We’ve returned to that five-month period of the annual calendar in which it is acceptably convenient to spell out the names of months in full. Watch for confetti.

What can I say? There has been a lot of stress over the last few days, with the birthday party on Friday and my girlfriend moving in to my already-cramped apartment, and under duress herself.

But there was also the uncommonly good, nearly miraculous news of the 24th, which arrived in an email from a doctor friend. In fact it arrived around the time I was writing the last post.

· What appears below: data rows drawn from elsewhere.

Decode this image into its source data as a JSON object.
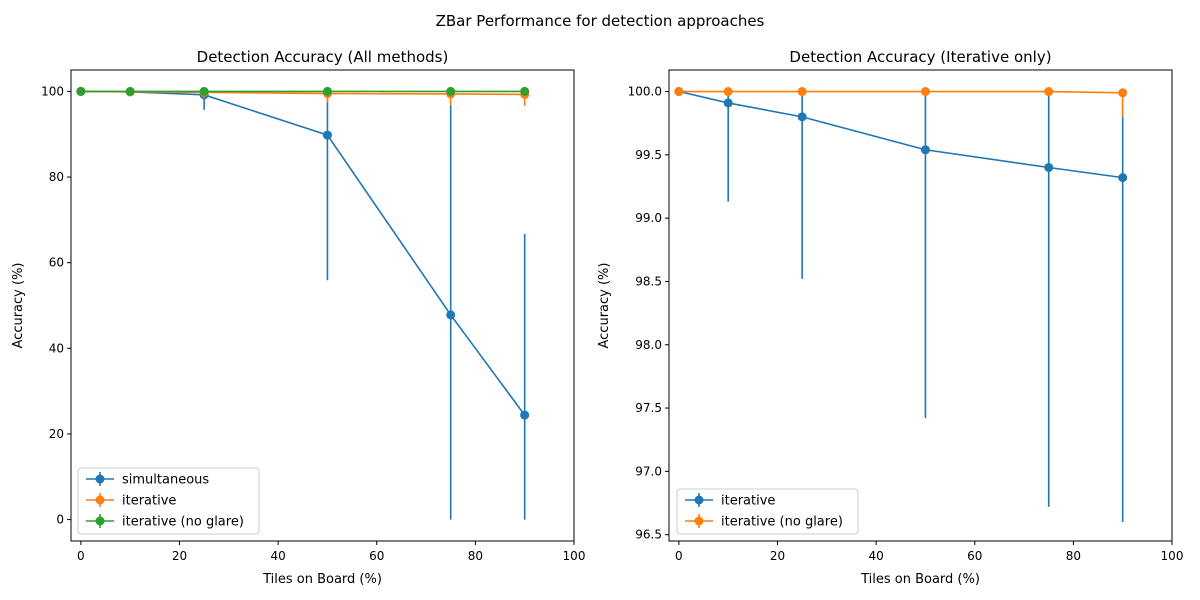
{
  "figure_title": "ZBar Performance for detection approaches",
  "chart_data": [
    {
      "type": "line",
      "title": "Detection Accuracy (All methods)",
      "xlabel": "Tiles on Board (%)",
      "ylabel": "Accuracy (%)",
      "xlim": [
        -2,
        100
      ],
      "ylim": [
        -5,
        105
      ],
      "xticks": [
        0,
        20,
        40,
        60,
        80,
        100
      ],
      "yticks": [
        0,
        20,
        40,
        60,
        80,
        100
      ],
      "ytick_labels": [
        "0",
        "20",
        "40",
        "60",
        "80",
        "100"
      ],
      "grid": false,
      "legend_position": "lower-left",
      "x": [
        0,
        10,
        25,
        50,
        75,
        90
      ],
      "series": [
        {
          "name": "simultaneous",
          "color": "#1f77b4",
          "values": [
            100,
            99.9,
            99.2,
            89.8,
            47.8,
            24.4
          ],
          "err_low": [
            0,
            0.1,
            3.5,
            33.9,
            47.8,
            24.4
          ],
          "err_high": [
            0,
            0.1,
            0.8,
            10.2,
            52.2,
            42.3
          ]
        },
        {
          "name": "iterative",
          "color": "#ff7f0e",
          "values": [
            100,
            99.9,
            99.8,
            99.5,
            99.4,
            99.3
          ],
          "err_low": [
            0,
            0.8,
            1.3,
            2.1,
            2.7,
            2.7
          ],
          "err_high": [
            0,
            0.1,
            0.2,
            0.5,
            0.6,
            0.7
          ]
        },
        {
          "name": "iterative (no glare)",
          "color": "#2ca02c",
          "values": [
            100,
            100,
            100,
            100,
            100,
            100
          ],
          "err_low": [
            0,
            0,
            0,
            0,
            0,
            0.2
          ],
          "err_high": [
            0,
            0,
            0,
            0,
            0,
            0
          ]
        }
      ]
    },
    {
      "type": "line",
      "title": "Detection Accuracy (Iterative only)",
      "xlabel": "Tiles on Board (%)",
      "ylabel": "Accuracy (%)",
      "xlim": [
        -2,
        100
      ],
      "ylim": [
        96.45,
        100.17
      ],
      "xticks": [
        0,
        20,
        40,
        60,
        80,
        100
      ],
      "yticks": [
        96.5,
        97.0,
        97.5,
        98.0,
        98.5,
        99.0,
        99.5,
        100.0
      ],
      "ytick_labels": [
        "96.5",
        "97.0",
        "97.5",
        "98.0",
        "98.5",
        "99.0",
        "99.5",
        "100.0"
      ],
      "grid": false,
      "legend_position": "lower-left",
      "x": [
        0,
        10,
        25,
        50,
        75,
        90
      ],
      "series": [
        {
          "name": "iterative",
          "color": "#1f77b4",
          "values": [
            100,
            99.91,
            99.8,
            99.54,
            99.4,
            99.32
          ],
          "err_low": [
            0,
            0.78,
            1.28,
            2.12,
            2.68,
            2.72
          ],
          "err_high": [
            0,
            0.09,
            0.2,
            0.46,
            0.6,
            0.68
          ]
        },
        {
          "name": "iterative (no glare)",
          "color": "#ff7f0e",
          "values": [
            100,
            100,
            100,
            100,
            100,
            99.99
          ],
          "err_low": [
            0,
            0,
            0,
            0,
            0,
            0.19
          ],
          "err_high": [
            0,
            0,
            0,
            0,
            0,
            0.01
          ]
        }
      ]
    }
  ]
}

“It (the tumor) has vanished,” he wrote. These are the words I’d longed to hear, but that seemed so remote in September when, despite a glorious renewal of hope and resolve and effort, an MRI revealed that the tumor had grown to the point where I would need Temodar and radiation treatment again.

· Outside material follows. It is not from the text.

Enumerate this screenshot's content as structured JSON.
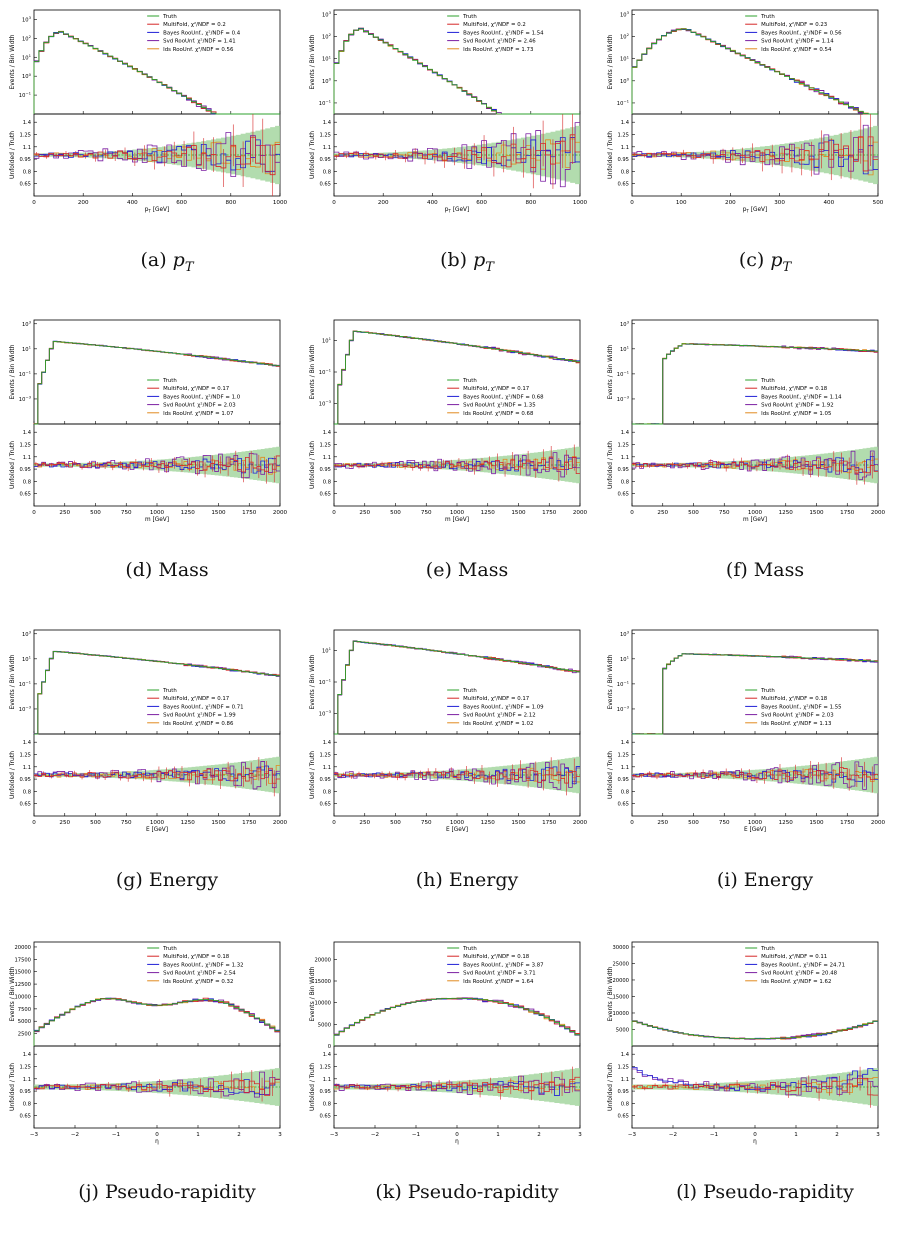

He did not, would not (and, I suppose, should not) call it a miracle. He called it an “excellent response to Avastin,” the monoclonal antibody that drips into my veins at $5,000 a bag every couple of weeks. I suppose I don’t care whether it’s a miracle or Avastin or, somehow, miraculously Avastin or just my body healing itself as I knew it could. Does it matter?

Just as it is all of those things which contributed to the positive results, so it is all the other things in my life which signal the transience of the celebratory mood. Death is an exceptionally calm stalker of souls. Again I’m reminded that the final triumph over this cancer will be to die of something else.

But all of that time to live (which very early in my cancer-altered life I referred to as something like “the months I’m living for”) is the same kind of time as any life is made of, day to day. It could be months, it could be years, it could be decades. Death did not seem imminent in a physical sense last week as I struggled to solemnize my will. But it did seem nearby in that unfathomable dimension of the soul.

That’s why, while I celebrated the news, I suffered no illusion of stopping time. More and more deeply I believe that experiencing these kinds of events as meaningfully discrete cuts the heart right out of them. There is nothing but now, yet somehow there is nothing to it. Step soundly, fall through the illusion, and die laughing.